When it comes to rank-and-file retirement plans, Schneiderman said that nonprofits used to favor 403(b) plans, which are similar to 401(k)s, except they are subject to fewer compliance requirements. Although 403(b) plans are a type of safe harbor in that they are presumed to meet non-discrimination standards with respect to employee contributions, a series of documentation and other regulations issued during the past few years have eroded their attractiveness, and 401(k)s are now favored by many nonprofits, according to Schneiderman.

“403(b)s used to be like the Wild West, but have recently come under more IRS and federal Department of Labor scrutiny,” he explained. “The Internal Revenue Service and the DOL have both recently issued new regulations that formalized documentation rules and compliance requirements. The increased oversight and employer compliance burden has caused more and more nonprofits to move towards using 401(k) plan rather than 403(b) plans and to fund their plans using either pooled mutual funds or group annuity contracts instead of individual annuity contracts.”

“The framework of regulations that not-for-profits face in sponsoring a retirement plan has become vastly more complex over the past decade,” according to Gina Gurgiolo, senior consultant with the Portland, Ore.-based consulting firm Multnomah Group. “Of course, the rules that face other types of plans aren’t getting less complex. The recently effective fee disclosure requirements affect all plans that are subject to the federal Employee Retirement Income Security Act, or ERISA, for example,” she said.

A typical plan structure for a nonprofit entity consists of a 403(b) plan, which might or might not be accompanied by a 401(a) and a 457(b) plan, she added.

“The 403(b) plan is typically used by not-for-profit employers as a vehicle for employee deferrals,” she explained. “Some not-for-profit employers, though, use a 401(k) plan for this purpose. Sometimes the employer contribution, if there is one, is made in the 403(b) or 401(k) plan; and sometimes it is made instead to a 401(a), which typically receives only employer and after-tax employee contributions. Most frequently, the 401(a) plan describes the employer-made contribution and assigns supplemental executive benefits often created through a 457(b) plan for highly compensated employees, she added.

No one should expect the complexity of retirement plan sponsorship to ease in the coming years, she added. “It’s best to expect continued change and to be ready for it,” Gurgiolo said.

Nonprofits should pay attention to the way they compensate key employees, added Schneiderman. “Compliance with excess benefit rules is a significant emerging issue for nonprofits,” he said. Nonprofits that take a few steps might be able to take advantage of a safe harbor, or presumption of reasonableness, he added.

“First, the compensation should be set by a board composed of the independent board of directors,” he counseled. “Then, the board should base its salary decisions on competitive market data that considers factors like geography and the size of the organization. Finally, the board should document its decision-making process on a contemporaneous basis, instead of doing so after the fact.”

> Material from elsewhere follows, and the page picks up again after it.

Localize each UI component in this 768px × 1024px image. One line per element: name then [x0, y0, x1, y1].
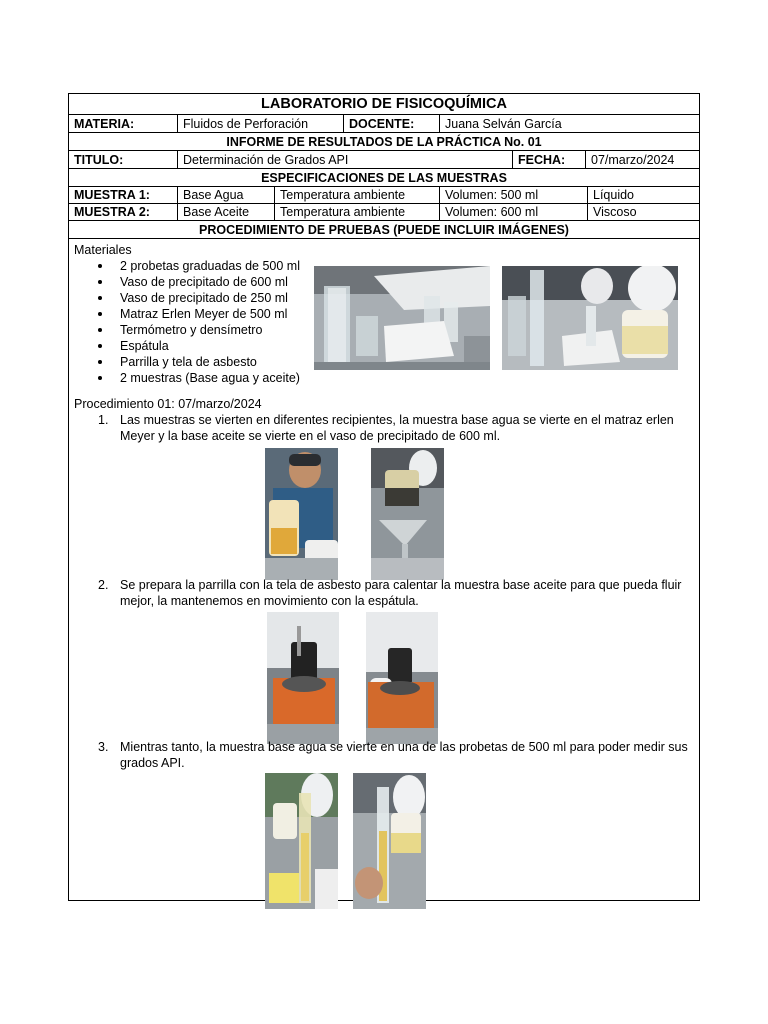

At least one state has gone even further, he noted. “New York State issued proposed regulations that would prohibit state funded nonprofit and for-profit service providers from spending more than $199,000 per year on the compensation of directors and many other employees,” Schneiderman said. “The so-called Covered Executives include employees, directors, trustees, managing partners, or officers whose salary and benefits, in whole or in part, are administrative expenses rather than program expenses.”

So administrators are subject to the limits while service providers like doctors, nurses, teachers, aides appear to be exempt from the limits. Employees who are both administrators and service providers are subject to the limits on a pro-rata basis, he added. In light of this and other developments, Schneiderman said it’s important to periodically review plans.